Court Opinion

ID: 6600236
Source: CourtListenerOpinion
Date Created: 2022-07-20 20:07:00.778148+00
Date Added: 2024-06-11T15:57:59.452238
License: Public Domain

Paike, J.
The plaintiff should have been allowed to show by parol that the absolute deed given by Gown to Lasley was intended as a mere security, and was consequently only a mortgage. That this may be done in some form of action, is not contested. And I can see no reason why it may not be done in an action to recover the possession of real estate. When the facts are proved, such a deed is a mortgage only, both at law and in *381equity. The rights of the mortgagor and mortgagee are precisely the same as though the defeasance were contained in the deed itself. The only difference is in the manner of proving the defeasance.
■ It may well be that where the grantee in such an absolute deed dies, his executors or administrators could not conclude his heirs by admitting the deed to be a mere mortgage, and by releasing it as such.

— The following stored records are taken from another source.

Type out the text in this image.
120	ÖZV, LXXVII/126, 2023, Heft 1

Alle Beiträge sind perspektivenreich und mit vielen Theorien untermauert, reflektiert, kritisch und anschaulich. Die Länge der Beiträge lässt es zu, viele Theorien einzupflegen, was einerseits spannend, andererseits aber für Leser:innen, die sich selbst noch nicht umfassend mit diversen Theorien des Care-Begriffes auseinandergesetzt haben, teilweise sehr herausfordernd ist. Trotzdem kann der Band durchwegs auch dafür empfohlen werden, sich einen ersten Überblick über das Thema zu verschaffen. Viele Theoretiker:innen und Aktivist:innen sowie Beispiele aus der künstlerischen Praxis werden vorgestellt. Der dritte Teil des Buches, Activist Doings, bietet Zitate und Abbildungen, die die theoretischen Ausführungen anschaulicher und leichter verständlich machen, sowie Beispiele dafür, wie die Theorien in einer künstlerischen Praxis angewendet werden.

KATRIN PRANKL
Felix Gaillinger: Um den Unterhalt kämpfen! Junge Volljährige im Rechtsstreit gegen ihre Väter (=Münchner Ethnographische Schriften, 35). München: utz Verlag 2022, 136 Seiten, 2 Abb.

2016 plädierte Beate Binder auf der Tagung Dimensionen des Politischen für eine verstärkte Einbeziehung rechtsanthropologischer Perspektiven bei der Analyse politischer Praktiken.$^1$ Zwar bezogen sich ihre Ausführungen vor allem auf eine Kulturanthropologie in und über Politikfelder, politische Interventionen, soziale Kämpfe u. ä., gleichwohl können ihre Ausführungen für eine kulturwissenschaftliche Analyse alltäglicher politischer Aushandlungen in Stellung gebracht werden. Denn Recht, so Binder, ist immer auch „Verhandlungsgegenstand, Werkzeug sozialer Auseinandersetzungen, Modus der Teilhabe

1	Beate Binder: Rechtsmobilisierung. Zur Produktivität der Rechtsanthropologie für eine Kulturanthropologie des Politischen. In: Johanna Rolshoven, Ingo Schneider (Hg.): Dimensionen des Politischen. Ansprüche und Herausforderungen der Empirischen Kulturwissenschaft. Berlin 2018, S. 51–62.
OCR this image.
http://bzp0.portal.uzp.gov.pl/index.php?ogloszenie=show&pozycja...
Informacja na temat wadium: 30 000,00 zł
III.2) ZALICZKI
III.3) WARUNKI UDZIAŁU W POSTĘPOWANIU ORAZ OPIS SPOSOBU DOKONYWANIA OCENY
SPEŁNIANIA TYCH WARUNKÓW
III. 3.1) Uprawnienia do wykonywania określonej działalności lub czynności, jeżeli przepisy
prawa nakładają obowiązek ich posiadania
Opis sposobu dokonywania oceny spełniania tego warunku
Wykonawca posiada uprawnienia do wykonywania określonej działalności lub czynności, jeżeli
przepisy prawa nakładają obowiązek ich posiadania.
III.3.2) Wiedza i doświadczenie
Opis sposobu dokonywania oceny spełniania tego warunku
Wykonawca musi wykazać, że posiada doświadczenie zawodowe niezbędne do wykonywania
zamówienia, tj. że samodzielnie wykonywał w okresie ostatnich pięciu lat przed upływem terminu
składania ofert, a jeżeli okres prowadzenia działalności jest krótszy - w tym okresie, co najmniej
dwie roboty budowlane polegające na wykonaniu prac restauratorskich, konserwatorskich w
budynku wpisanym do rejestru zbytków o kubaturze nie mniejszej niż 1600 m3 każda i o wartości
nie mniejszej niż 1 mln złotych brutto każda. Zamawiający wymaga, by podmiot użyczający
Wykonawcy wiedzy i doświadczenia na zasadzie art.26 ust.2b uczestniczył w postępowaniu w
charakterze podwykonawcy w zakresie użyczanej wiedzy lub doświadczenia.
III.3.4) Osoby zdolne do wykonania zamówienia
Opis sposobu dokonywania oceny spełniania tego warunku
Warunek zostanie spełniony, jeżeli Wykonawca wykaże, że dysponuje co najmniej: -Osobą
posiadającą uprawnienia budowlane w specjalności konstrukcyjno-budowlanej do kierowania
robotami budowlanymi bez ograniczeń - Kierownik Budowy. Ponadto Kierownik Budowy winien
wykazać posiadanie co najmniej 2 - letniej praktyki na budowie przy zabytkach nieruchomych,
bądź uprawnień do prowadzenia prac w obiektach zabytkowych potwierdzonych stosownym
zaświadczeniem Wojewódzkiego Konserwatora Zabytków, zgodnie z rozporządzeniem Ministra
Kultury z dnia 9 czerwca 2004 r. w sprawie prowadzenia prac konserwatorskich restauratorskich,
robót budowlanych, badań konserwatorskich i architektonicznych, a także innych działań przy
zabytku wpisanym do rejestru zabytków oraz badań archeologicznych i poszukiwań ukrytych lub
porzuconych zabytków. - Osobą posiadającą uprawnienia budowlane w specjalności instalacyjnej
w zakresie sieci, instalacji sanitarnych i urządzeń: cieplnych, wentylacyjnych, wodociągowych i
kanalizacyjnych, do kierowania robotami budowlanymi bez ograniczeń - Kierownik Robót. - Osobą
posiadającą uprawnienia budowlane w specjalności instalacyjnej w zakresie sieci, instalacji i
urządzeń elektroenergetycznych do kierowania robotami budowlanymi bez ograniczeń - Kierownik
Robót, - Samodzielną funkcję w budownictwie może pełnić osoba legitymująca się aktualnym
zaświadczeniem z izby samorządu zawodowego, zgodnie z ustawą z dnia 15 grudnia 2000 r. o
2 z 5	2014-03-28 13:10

The heirs may be entitled to a trial upon the fact, if they choose to contest it. But that trial may as well be in an action of ejectment as in any other. If the deed was in . fact only a mortgage, then the indebtedness secured by it was properly paid to the administrators; and, on proof of the fact by parol, their release takes effect, and shows that the mortgage was extinguished, and constituted no obstacle to the plaintiff’s recovery upon his legal title.
Indeed, it seems difficult to imagine any other action by which the. plaintiff could bring the question to trial. If he should bring an equitable action, and ask to have the deed declared a mortgage, it would seem to be a sufficient answer to tell him that if it was a mortgage in fact, he could prove it in an action at law, and it would then have only the effect of a mortgage. The authorities cited by the appellant show that such evidence is admissible in both classes of actions.
By the Court. — The judgment is reversed, and the cause remanded for a new trial.